Apples have many different genetic traits, including skin color, size, sweetness, and crunchiness. Each variety (type) of apple has a unique combination of phenotypes for these traits. The first trait most people notice about an apple is the color of its skin. A single gene that comes in two forms (alleles) controls this trait. The allele for red color (C) is dominant, and the allele for yellow color (c) is recessive. The seeds in apples form by sexual reproduction that involves cross-pollination. All the apples on a tree that grows from a seed will be the same color — either red or yellow. That's because the color of their skin depends on the pair of alleles the tree inherited from its parents.
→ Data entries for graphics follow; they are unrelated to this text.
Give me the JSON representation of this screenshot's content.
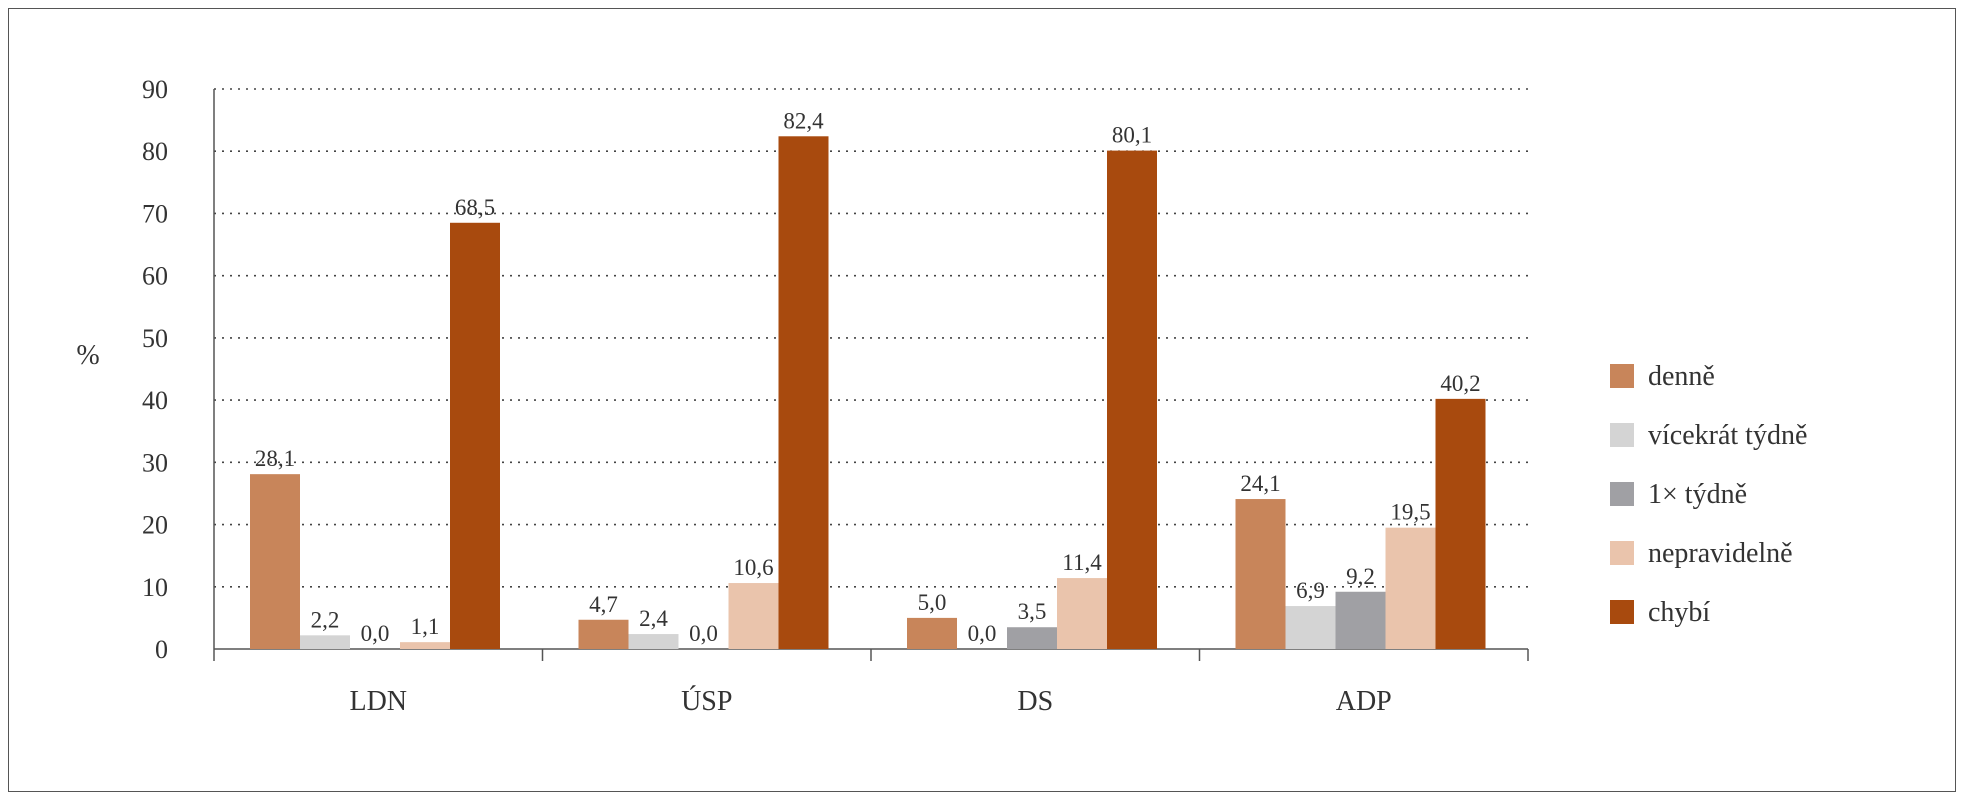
{
  "chart_data": {
    "type": "bar",
    "ylabel": "%",
    "ylim": [
      0,
      90
    ],
    "yticks": [
      0,
      10,
      20,
      30,
      40,
      50,
      60,
      70,
      80,
      90
    ],
    "grid": "dotted-horizontal",
    "legend_position": "right",
    "categories": [
      "LDN",
      "ÚSP",
      "DS",
      "ADP"
    ],
    "series": [
      {
        "name": "denně",
        "color": "#c8855a",
        "values": [
          28.1,
          4.7,
          5.0,
          24.1
        ],
        "labels": [
          "28,1",
          "4,7",
          "5,0",
          "24,1"
        ]
      },
      {
        "name": "vícekrát týdně",
        "color": "#d4d4d4",
        "values": [
          2.2,
          2.4,
          0.0,
          6.9
        ],
        "labels": [
          "2,2",
          "2,4",
          "0,0",
          "6,9"
        ]
      },
      {
        "name": "1× týdně",
        "color": "#a0a0a4",
        "values": [
          0.0,
          0.0,
          3.5,
          9.2
        ],
        "labels": [
          "0,0",
          "0,0",
          "3,5",
          "9,2"
        ]
      },
      {
        "name": "nepravidelně",
        "color": "#eac4ac",
        "values": [
          1.1,
          10.6,
          11.4,
          19.5
        ],
        "labels": [
          "1,1",
          "10,6",
          "11,4",
          "19,5"
        ]
      },
      {
        "name": "chybí",
        "color": "#a84a0e",
        "values": [
          68.5,
          82.4,
          80.1,
          40.2
        ],
        "labels": [
          "68,5",
          "82,4",
          "80,1",
          "40,2"
        ]
      }
    ]
  }
}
An apple orchard usually has trees of many varieties. Because of cross-pollination, each apple flower can be pollinated by pollen from several different trees. Thus, each seed in an apple from an orchard probably has a unique combination of genes. This can be a problem for an apple tree farmer. If the farmer grows new apple trees from seed, the apples on the new trees will be unlikely to look or taste like either parent tree's apples. That's because they will not have the same mix of traits.
So, how does a farmer make sure that all the apples on a tree look and taste a certain way? When farmers find an apple they like, they use methods of asexual reproduction to make new trees. Grafting is one way to asexually reproduce apple trees that are identical to the parent tree. A farmer cuts off a branch of the apple tree that produces the best apples. Then the branch is grafted onto, or joined with, the trunk of another tree. The apples that grow on the new tree will be genetically identical to those of the parent tree that the branch came from.
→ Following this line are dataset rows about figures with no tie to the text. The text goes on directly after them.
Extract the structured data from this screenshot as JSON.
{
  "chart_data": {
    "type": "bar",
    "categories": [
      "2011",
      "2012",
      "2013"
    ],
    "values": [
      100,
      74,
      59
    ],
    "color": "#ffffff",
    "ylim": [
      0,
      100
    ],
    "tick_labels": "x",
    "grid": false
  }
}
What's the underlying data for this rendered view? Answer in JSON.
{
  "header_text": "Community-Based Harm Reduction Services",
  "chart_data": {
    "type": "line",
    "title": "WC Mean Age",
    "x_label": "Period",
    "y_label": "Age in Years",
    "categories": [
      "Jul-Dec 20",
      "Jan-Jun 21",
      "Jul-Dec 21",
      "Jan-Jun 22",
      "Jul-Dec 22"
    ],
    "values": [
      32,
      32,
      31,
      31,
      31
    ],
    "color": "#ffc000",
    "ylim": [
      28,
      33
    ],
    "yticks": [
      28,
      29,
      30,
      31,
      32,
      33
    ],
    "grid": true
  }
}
In this activity, you will develop two models for growing new trees that make either red or yellow apples. The two models should compare sexual reproduction and asexual reproduction (grafting). Include the genotypes of the parents and the offspring in your models.
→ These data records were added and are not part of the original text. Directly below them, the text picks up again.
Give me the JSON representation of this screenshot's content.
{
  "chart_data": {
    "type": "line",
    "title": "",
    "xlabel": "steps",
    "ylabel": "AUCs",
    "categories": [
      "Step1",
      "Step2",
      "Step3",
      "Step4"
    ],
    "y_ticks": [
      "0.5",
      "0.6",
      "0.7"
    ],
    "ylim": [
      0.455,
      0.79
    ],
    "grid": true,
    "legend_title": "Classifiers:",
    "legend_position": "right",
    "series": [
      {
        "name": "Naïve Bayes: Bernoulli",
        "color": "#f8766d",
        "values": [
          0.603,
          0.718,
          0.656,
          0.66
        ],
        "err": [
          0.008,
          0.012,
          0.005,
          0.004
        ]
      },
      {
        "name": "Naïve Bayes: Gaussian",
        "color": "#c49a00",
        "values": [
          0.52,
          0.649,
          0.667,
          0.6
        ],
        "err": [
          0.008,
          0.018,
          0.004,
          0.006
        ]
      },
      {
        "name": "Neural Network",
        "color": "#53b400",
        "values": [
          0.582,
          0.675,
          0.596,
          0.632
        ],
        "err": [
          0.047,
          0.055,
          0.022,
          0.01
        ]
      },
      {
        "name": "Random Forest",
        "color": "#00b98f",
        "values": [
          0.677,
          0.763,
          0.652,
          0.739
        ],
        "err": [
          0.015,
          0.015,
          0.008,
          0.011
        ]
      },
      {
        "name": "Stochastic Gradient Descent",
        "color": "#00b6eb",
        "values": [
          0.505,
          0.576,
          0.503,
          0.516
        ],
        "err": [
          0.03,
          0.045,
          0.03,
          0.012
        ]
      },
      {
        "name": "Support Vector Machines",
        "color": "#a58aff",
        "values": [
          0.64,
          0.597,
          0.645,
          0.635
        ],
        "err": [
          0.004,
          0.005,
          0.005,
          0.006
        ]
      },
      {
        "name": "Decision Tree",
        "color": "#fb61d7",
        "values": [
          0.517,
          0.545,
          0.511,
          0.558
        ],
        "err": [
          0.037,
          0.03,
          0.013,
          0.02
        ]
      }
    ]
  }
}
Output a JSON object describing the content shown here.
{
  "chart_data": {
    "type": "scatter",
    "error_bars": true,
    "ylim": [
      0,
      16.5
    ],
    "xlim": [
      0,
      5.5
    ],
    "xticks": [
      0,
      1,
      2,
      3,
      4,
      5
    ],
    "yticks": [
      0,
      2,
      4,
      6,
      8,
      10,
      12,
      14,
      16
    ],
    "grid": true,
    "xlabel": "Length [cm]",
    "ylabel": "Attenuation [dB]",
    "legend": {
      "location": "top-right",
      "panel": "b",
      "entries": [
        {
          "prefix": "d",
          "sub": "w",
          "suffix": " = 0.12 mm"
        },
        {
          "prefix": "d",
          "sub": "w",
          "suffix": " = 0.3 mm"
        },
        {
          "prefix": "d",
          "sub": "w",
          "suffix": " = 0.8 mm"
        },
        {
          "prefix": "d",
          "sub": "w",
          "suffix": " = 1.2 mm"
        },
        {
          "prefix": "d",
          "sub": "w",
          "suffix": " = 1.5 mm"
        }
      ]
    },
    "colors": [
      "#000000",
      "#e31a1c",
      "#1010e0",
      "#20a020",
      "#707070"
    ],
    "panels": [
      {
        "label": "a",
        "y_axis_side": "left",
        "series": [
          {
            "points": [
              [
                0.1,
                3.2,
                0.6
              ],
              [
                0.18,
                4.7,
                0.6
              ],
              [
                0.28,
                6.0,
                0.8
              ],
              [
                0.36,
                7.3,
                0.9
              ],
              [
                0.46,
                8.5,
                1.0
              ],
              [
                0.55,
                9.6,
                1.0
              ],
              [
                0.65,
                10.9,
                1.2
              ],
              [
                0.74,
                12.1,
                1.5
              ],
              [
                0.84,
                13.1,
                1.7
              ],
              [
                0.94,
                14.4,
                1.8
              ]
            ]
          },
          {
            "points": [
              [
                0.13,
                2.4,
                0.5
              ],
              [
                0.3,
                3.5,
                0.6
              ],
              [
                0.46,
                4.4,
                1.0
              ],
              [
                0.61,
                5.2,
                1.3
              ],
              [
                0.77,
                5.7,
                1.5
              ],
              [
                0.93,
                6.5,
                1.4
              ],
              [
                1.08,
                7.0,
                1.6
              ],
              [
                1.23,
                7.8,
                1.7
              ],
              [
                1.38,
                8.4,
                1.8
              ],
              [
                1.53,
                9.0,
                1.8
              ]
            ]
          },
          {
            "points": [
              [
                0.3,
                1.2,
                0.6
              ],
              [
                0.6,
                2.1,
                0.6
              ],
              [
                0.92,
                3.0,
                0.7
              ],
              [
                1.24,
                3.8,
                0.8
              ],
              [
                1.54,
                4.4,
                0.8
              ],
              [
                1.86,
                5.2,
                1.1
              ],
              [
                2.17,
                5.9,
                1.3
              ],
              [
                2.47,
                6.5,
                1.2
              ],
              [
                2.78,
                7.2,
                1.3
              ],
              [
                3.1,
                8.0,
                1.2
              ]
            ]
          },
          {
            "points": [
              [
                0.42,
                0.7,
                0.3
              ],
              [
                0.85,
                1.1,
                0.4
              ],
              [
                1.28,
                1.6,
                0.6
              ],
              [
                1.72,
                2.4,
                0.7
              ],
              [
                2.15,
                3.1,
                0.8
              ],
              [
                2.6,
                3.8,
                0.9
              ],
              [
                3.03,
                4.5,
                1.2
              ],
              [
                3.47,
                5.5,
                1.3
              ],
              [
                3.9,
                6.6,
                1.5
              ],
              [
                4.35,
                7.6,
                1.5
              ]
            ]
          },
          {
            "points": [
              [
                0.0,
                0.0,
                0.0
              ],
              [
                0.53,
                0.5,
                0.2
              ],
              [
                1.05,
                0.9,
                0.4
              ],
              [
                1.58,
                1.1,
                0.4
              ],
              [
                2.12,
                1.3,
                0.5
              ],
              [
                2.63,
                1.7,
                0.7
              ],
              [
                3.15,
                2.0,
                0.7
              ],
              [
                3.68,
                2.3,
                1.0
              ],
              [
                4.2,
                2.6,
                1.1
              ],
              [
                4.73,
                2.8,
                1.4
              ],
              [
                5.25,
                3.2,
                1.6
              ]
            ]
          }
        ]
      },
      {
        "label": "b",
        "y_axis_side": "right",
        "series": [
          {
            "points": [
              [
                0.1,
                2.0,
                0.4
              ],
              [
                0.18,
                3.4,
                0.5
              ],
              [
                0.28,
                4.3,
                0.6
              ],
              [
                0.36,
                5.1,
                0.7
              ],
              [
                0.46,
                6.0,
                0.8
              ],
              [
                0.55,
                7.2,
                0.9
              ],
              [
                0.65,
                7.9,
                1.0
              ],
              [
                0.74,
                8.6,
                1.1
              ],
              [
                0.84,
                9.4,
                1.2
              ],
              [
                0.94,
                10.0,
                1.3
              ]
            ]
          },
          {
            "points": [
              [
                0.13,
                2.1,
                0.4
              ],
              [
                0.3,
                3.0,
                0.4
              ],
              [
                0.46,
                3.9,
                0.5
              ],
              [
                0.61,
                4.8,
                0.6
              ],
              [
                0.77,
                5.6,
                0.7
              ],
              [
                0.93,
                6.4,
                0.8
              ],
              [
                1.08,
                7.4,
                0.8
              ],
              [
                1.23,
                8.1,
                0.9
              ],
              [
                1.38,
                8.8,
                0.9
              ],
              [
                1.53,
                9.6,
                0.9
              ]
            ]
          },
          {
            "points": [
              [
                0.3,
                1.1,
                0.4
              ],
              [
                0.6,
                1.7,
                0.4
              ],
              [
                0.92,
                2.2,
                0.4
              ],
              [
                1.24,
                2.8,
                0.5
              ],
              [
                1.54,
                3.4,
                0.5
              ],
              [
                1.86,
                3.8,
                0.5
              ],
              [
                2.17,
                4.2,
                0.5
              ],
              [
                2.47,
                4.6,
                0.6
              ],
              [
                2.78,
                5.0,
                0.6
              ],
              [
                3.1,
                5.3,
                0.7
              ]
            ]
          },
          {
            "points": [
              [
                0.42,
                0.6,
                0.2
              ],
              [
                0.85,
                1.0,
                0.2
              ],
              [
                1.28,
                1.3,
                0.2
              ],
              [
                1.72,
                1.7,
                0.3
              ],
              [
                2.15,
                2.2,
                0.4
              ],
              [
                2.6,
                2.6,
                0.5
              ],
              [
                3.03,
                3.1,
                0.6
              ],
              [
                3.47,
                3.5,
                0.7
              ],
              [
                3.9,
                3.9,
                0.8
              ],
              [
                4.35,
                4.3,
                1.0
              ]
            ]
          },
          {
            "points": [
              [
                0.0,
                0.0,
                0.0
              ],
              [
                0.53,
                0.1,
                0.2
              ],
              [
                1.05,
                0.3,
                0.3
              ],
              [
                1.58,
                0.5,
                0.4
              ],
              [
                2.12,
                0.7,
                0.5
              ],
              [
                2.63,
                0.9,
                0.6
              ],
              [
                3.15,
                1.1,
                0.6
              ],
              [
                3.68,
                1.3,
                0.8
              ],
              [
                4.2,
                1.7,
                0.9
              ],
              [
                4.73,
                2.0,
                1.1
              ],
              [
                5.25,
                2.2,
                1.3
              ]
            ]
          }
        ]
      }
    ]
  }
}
To model sexual reproduction, use Punnett squares to show the results of crosses between trees with different colors of apples. Start by showing a cross between one red parent that has the genotype CC and one yellow parent that has the genotype cc. Then choose two trees from the first generation of offspring to make a second generation. Cross each of them with another tree that has the genotype Cc.
To model asexual reproduction, use a branching diagram (concept map or tree diagram) to show the results of grafting. Start with a parent that has the genotype Cc. Show four offspring for the first generation of grafting. Then choose two of these offspring as parents for a second generation of grafted trees.
Finally, write two short paragraphs: one under the Punnett squares and another under the branching diagram. Each paragraph should summarize what the diagram shows about genetic variation.